NYPD Chief Collins To Start The NYC St. Patrick's Day Parade

NYPD Chief Michael Collins will start this year's Parade in NYC (J. Higgins)

The New York City St Patrick's Day Parade Committee announced this week that Chief Michael Collins of the NYPD will blow the whistle that will start the 2008 Parade.

At 11 am on March 17th, Parade Secretary, Hilary Beirne will give the signal to Chief Collins to blow his whistle  that will start the 247th New York City's Saint Patrick's Day Parade on Fifth Avenue.

The annual Saint Patrick's Parade has been held for the past 247 years in honor of the Patron Saint of Ireland and the Archdiocese of New York and celebrates Irish Faith, Heritage and Culture.

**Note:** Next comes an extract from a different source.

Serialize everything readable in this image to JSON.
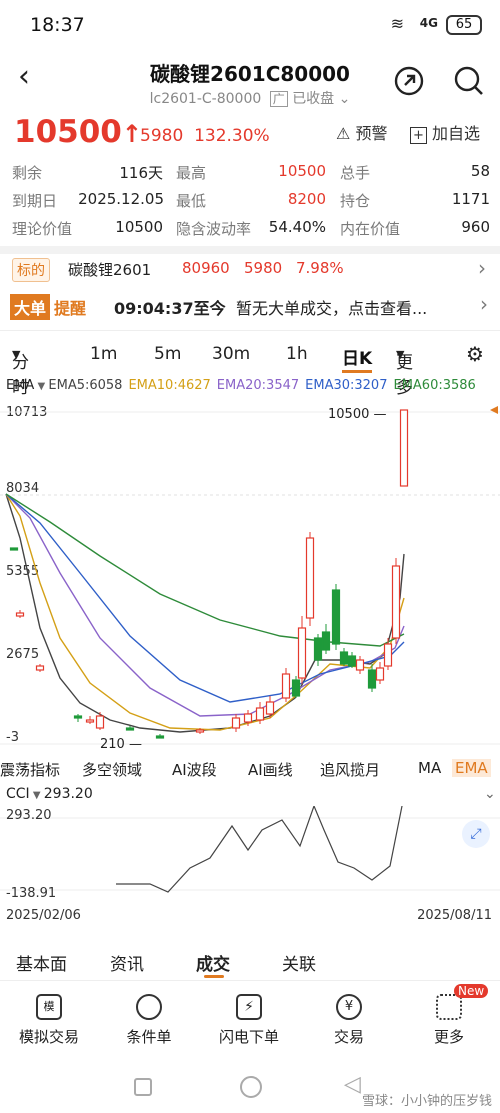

The Parade is reviewed from the steps of Saint Patrick's Cathedral by His Eminence Cardinal Edward Eagan, Archbishop of New York and numerous dignitaries from Ireland and the U.S.

Often regarded as the most popular parade in New York City, the Parade is the largest and most famous of the many parades held in the city each year and boosts of being the largest Parade in the world. It is the largest Irish celebration and the most famous St Patrick's Parade in the world. 

The Parade starts at 44th Street at 11 am and is held every March 17th except when March 17th falls on a Sunday when it is celebrated the day before, Saturday the 16th, because of religious observances.

The parade marches up Fifth Avenue past St. Patrick's Cathedral at 50th Street all the way up past the Metropolitan Museum of Art and American Irish Historical Society at 83rd Street to 86th Street, where the parade finishes around 5:00 pm

To this day, the St. Patrick's Day Parade remains true to its roots as a true marchers Parade by not allowing floats, automobiles and other commercial aspects in the Parade.

Every year the Parade Committee hosts about a quarter million marchers, along with many great bands; bagpipes, high school bands and the ever-present politicians in front of the approx 2 million spectators lining Fifth Avenue.

The Parade is televised for four hours on WNBC Channel Four to over half a million households in the US and will be web streamed for the first time this year.

For the past 158 years or so "The Irish Infantry" National Guard 69th Regiment have lead the Parade up Fifth Avenue, and they are followed by the various Irish societies of the city, the thirty two Irish county societies, and various Schools, collages, Emerald societies, Irish-language, and nationalist societies.